Inteligência artificial e dados
Biga data é o segredo de companhias como Netflix, que usam dados para entender o que as pessoas querem com muito mais nuances. Consumidores não querem só comédia, querem comédia sobre cinco assuntos diferentes. Existe um grupo no MIT que está tentando convencer roteiristas de TV a modificar levemente seus roteiros para atender às demandas das pessoas. É claro que a comunidade criativa não gosta de um cientista dizendo que ela deve falar sobre álcool em vez de drogas, por exemplo. O especialista sabe que um assunto terá maior demanda do que outro, então existe essa fricção entre a comunidade criativa e cientistas de dados, que querem convencê-los que sabem mais sobre histórias e roteiros. Já sobre inteligência artificial, não acredito que máquinas podem substituir o trabalho criativo, mas sim ajudá-lo.
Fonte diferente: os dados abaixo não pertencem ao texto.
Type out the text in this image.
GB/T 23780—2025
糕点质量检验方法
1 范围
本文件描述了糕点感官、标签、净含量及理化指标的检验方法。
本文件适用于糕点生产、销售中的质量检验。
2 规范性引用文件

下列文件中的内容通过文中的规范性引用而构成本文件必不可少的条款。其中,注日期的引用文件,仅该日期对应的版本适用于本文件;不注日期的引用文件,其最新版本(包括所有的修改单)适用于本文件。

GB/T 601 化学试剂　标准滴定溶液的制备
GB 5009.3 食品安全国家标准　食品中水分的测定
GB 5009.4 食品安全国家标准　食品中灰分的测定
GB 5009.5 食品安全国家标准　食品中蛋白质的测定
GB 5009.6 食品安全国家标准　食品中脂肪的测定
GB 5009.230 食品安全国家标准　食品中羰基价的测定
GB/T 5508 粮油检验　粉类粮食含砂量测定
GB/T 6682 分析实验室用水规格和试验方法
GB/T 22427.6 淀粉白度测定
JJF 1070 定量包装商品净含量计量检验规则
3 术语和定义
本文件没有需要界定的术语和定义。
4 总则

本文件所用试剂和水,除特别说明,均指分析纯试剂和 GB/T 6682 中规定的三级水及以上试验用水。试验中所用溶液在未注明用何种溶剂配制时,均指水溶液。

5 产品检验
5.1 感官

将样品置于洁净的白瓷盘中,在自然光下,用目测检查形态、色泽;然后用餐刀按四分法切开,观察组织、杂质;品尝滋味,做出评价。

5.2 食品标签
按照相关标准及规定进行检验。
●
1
Criatividade é unica e não pode ser substituída.
Cinema e Moviepass
Eu amo ir aos cinema, gosto da imagem, de me assustar e ouvir as pessoas rirem à minha volta. O cinema, se comparado ao mobile e consumo doméstico, tem se mostrado o mais resistente à inovação. Nos últimos dez anos, nos Estados Unidos, o público de cinema se manteve mais ou menos estável e os estúdios e redes de cinemas continuaram a subir o preço dos ingressos. Vimos que as pessoas, principalmente as mais jovens, estavam indo menos ao cinema e assistindo a mais filmes em dispositivos mobile ou dizendo que “vão esperar sair no Netflix”. O que acontece no cinema é que o consumidor vê resenhas ou ouve indicações de amigos e, se não acha que vai ser bom, não vai. O Moviepass é basicamente o Netflix para cinema. Você paga um valor por mês e pode ir aos cinemas todos os dias. E as pessoas passaram a assistir a filmes independentes que não veriam se tivessem que pagar US$ 10 para ir. A ideia era tornar mais fácil e menos caro para que a pessoa não tivesse que decidir se valia ou não a pena gastar para ir ao cinema. Contudo, fazer com que esse modelo seja lucrativo não é fácil, pois nós pagamos o ingresso cada vez que alguém vai ao cinema.
Mundo criativo
É um momento muito interessante pra criativos, roteiristas e produtores de filmes, há muitos espaços para distribuir conteúdo. Como consumidores, não queremos mais histórias curtas, mas ver o desenvolvimento de personagens ao longo do tempo e bindge watch (ver tudo de uma vez) por meses. É um momento fantástico, mas também competitivo, porque existem tantas pessoas no mercado que é preciso ser bom para produzir. Se você é um cineasta ou criador de conteúdo, têm que ter histórias originais que sejam relevantes para as pessoas. O conteúdo nunca sai da forma como você espera. Pessoas podem ter interesse por um assunto em um momento e, na hora em que o programa sai, não têm mais. Já distribuidores ou empresas têm que encontrar algo que podem fazer melhor do que qualquer um, e não ser apenas mais um Netflix, Amazon ou Google.